THE IMITATION GAME (2014)
(directed by Morten Tyldum)
**** (out of 5)
> This popular film is solid oldschool filmmaking. from promising Norwegian director Morten Tyldum the creative mind behind the riveting thriller HEADHUNTERS in 2011. It’s a biopic about the troubled life of Alan Turing, the man who cracked the “uncrackable” German codes produced by their ingenious Enigma machine during World War II. Alan figured the only way to reverse the cryptography of the machine was with another machine- a “thinking machine” that would become the predecessor of the modern computer.
Current sensation Benedict Cumberbatch (familar to many as unlikely TV heartthrob Sherlock Holmes), is very good in the central role, as is Keira Knightly as his only female counterpart in this otherwise male-centric story. (Back then, the stiff upper lip Brits did not believe war or academia were a woman’s domain.) The whole group labors feverishly against the clock, as all the work of the day is undone come each midnight, when the enemy recalibrates Enigma to defeat decoding efforts. They also fight shortsighted bureaucrats who threaten to shut down their expensive codebreaking project at any point.

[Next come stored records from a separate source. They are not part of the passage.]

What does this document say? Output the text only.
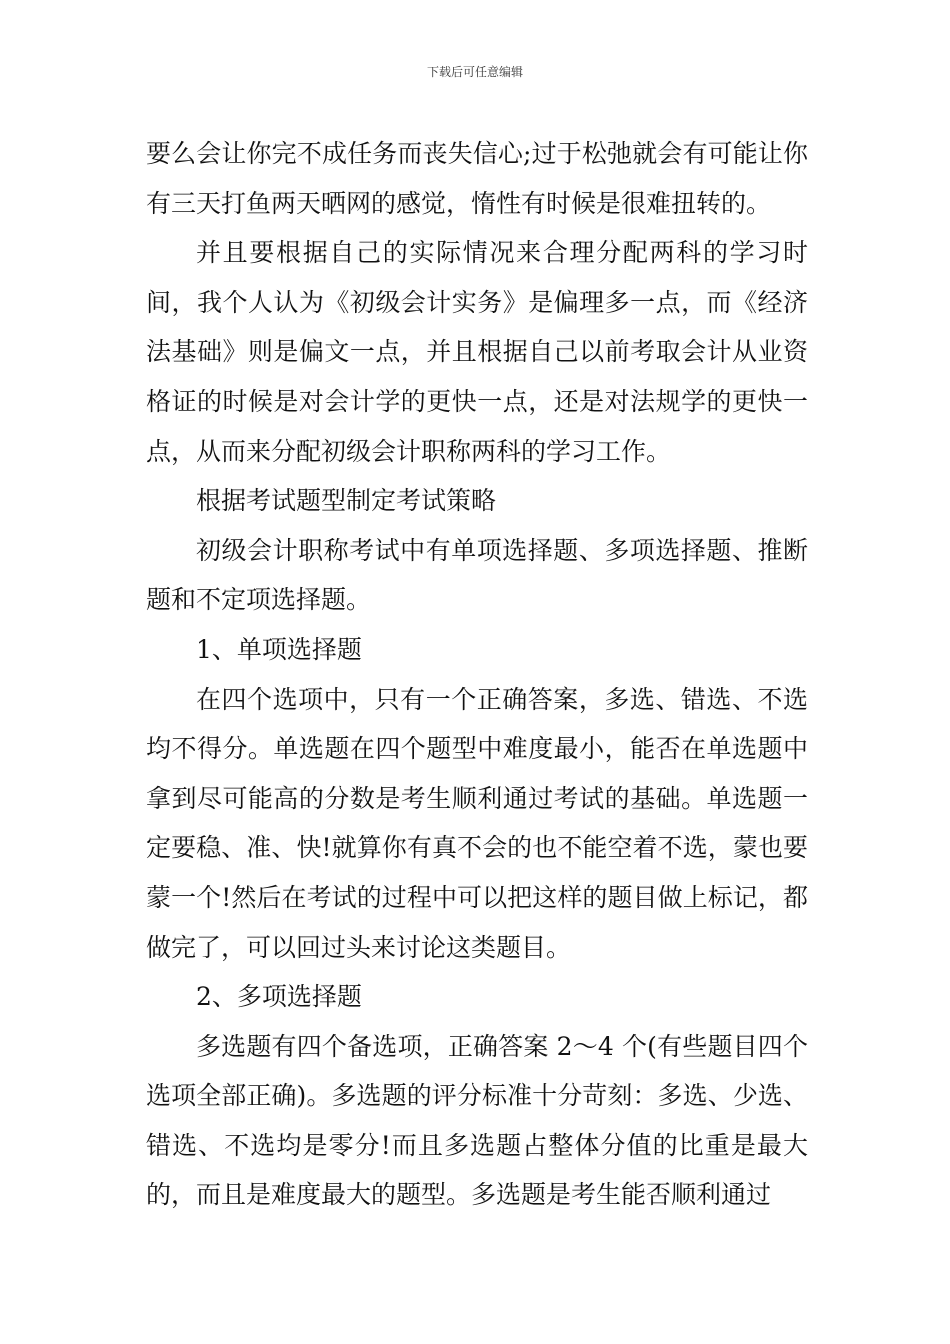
下载后可任意编辑

要么会让你完不成任务而丧失信心;过于松弛就会有可能让你有三天打鱼两天晒网的感觉，惰性有时候是很难扭转的。

并且要根据自己的实际情况来合理分配两科的学习时间，我个人认为《初级会计实务》是偏理多一点，而《经济法基础》则是偏文一点，并且根据自己以前考取会计从业资格证的时候是对会计学的更快一点，还是对法规学的更快一点，从而来分配初级会计职称两科的学习工作。

根据考试题型制定考试策略

初级会计职称考试中有单项选择题、多项选择题、推断题和不定项选择题。

1、单项选择题

在四个选项中，只有一个正确答案，多选、错选、不选均不得分。单选题在四个题型中难度最小，能否在单选题中拿到尽可能高的分数是考生顺利通过考试的基础。单选题一定要稳、准、快!就算你有真不会的也不能空着不选，蒙也要蒙一个!然后在考试的过程中可以把这样的题目做上标记，都做完了，可以回过头来讨论这类题目。

2、多项选择题

多选题有四个备选项，正确答案 2～4 个(有些题目四个选项全部正确)。多选题的评分标准十分苛刻：多选、少选、错选、不选均是零分!而且多选题占整体分值的比重是最大的，而且是难度最大的题型。多选题是考生能否顺利通过
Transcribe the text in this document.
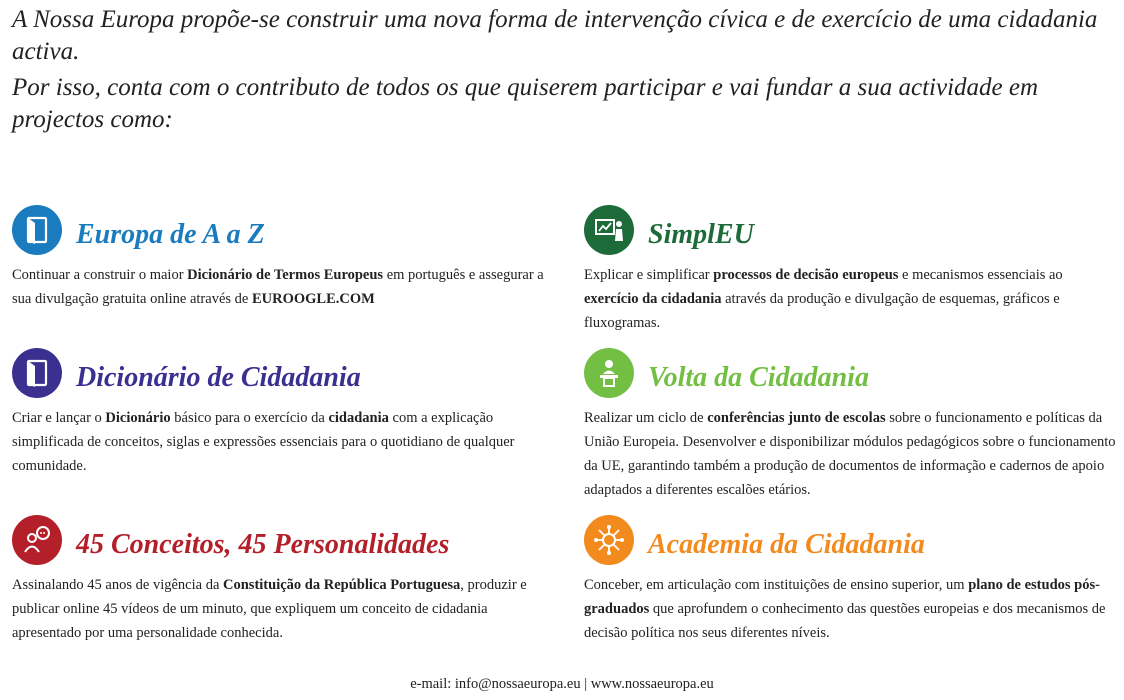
A Nossa Europa propõe-se construir uma nova forma de intervenção cívica e de exercício de uma cidadania activa.

Por isso, conta com o contributo de todos os que quiserem participar e vai fundar a sua actividade em projectos como:

Europa de A a Z
Continuar a construir o maior Dicionário de Termos Europeus em português e assegurar a sua divulgação gratuita online através de EUROOGLE.COM
SimplEU
Explicar e simplificar processos de decisão europeus e mecanismos essenciais ao exercício da cidadania através da produção e divulgação de esquemas, gráficos e fluxogramas.
Dicionário de Cidadania
Criar e lançar o Dicionário básico para o exercício da cidadania com a explicação simplificada de conceitos, siglas e expressões essenciais para o quotidiano de qualquer comunidade.
Volta da Cidadania
Realizar um ciclo de conferências junto de escolas sobre o funcionamento e políticas da União Europeia. Desenvolver e disponibilizar módulos pedagógicos sobre o funcionamento da UE, garantindo também a produção de documentos de informação e cadernos de apoio adaptados a diferentes escalões etários.
45 Conceitos, 45 Personalidades
Assinalando 45 anos de vigência da Constituição da República Portuguesa, produzir e publicar online 45 vídeos de um minuto, que expliquem um conceito de cidadania apresentado por uma personalidade conhecida.
Academia da Cidadania
Conceber, em articulação com instituições de ensino superior, um plano de estudos pós-graduados que aprofundem o conhecimento das questões europeias e dos mecanismos de decisão política nos seus diferentes níveis.
e-mail: info@nossaeuropa.eu | www.nossaeuropa.eu
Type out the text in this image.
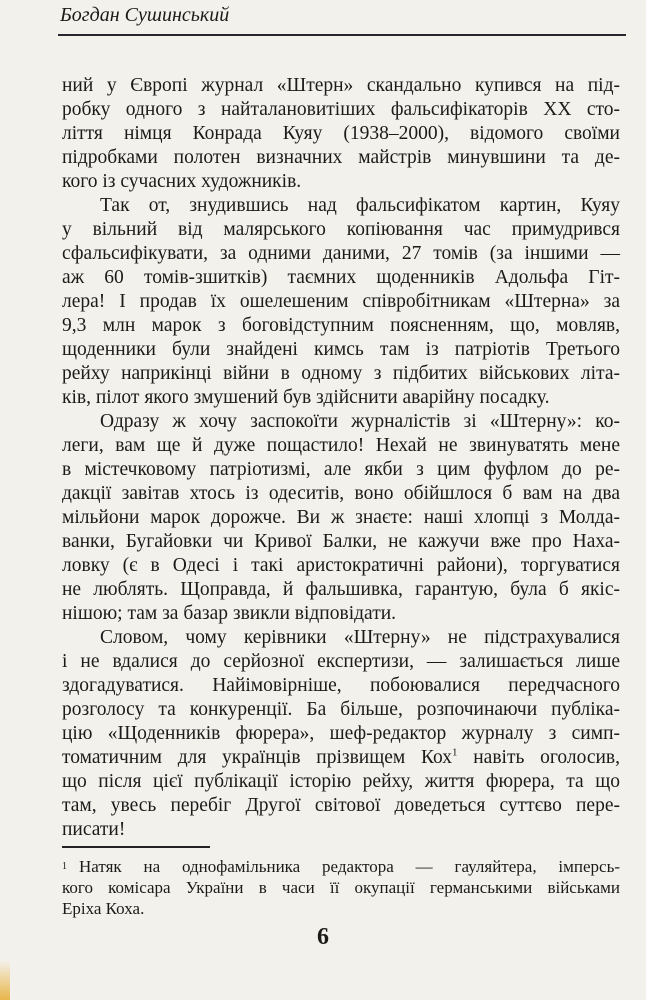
Богдан Сушинський
ний у Європі журнал «Штерн» скандально купився на під-
робку одного з найталановитіших фальсифікаторів XX сто-
ліття німця Конрада Куяу (1938–2000), відомого своїми
підробками полотен визначних майстрів минувшини та де-
кого із сучасних художників.
Так от, знудившись над фальсифікатом картин, Куяу
у вільний від малярського копіювання час примудрився
сфальсифікувати, за одними даними, 27 томів (за іншими —
аж 60 томів-зшитків) таємних щоденників Адольфа Гіт-
лера! І продав їх ошелешеним співробітникам «Штерна» за
9,3 млн марок з боговідступним поясненням, що, мовляв,
щоденники були знайдені кимсь там із патріотів Третього
рейху наприкінці війни в одному з підбитих військових літа-
ків, пілот якого змушений був здійснити аварійну посадку.
Одразу ж хочу заспокоїти журналістів зі «Штерну»: ко-
леги, вам ще й дуже пощастило! Нехай не звинуватять мене
в містечковому патріотизмі, але якби з цим фуфлом до ре-
дакції завітав хтось із одеситів, воно обійшлося б вам на два
мільйони марок дорожче. Ви ж знаєте: наші хлопці з Молда-
ванки, Бугайовки чи Кривої Балки, не кажучи вже про Наха-
ловку (є в Одесі і такі аристократичні райони), торгуватися
не люблять. Щоправда, й фальшивка, гарантую, була б якіс-
нішою; там за базар звикли відповідати.
Словом, чому керівники «Штерну» не підстрахувалися
і не вдалися до серйозної експертизи, — залишається лише
здогадуватися. Найімовірніше, побоювалися передчасного
розголосу та конкуренції. Ба більше, розпочинаючи публіка-
цію «Щоденників фюрера», шеф-редактор журналу з симп-
томатичним для українців прізвищем Кох$^1$ навіть оголосив,
що після цієї публікації історію рейху, життя фюрера, та що
там, увесь перебіг Другої світової доведеться суттєво пере-
писати!
$^1$ Натяк на однофамільника редактора — гауляйтера, імперсь-
кого комісара України в часи її окупації германськими військами
Еріха Коха.
6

Alan is the unequalled resident genius, but he is also a cold oddball, coming off as clueless and arrogant and socially awkward. It becomes clear that Alan was, to some degree, what we would today call autistic, when he tells a friend that people are like cyphers because they don’t say what they mean, and he can’t read what anyone is really thinking by the expressions on their faces.
. In telling this gripping narrative, Mr. Tyldum presents us with a film with impeccable credentials: a compelling true-life thriller with the highest of stakes: millions of human lives! The production design is first-rate, providing a palpable sense of time and place that resonates believably throughout. The fact that I found the plotline completely predictable until the film was nearly over did not impact my enjoyment one bit, because the content was always so compelling- particularly in the literate script, the fine score and the dynamite acting.
> Ultimately, it’s a pretty heartbreaking trip, as the socially outcast Mr. Turing lived a difficult life, but THE IMITATION GAME is a very worthy companion-piece to the other film on the same subject: Michael Apted’s 2001 film ENIGMA, articulately penned by the brilliant wordsmith Tom Stoppard. See them both.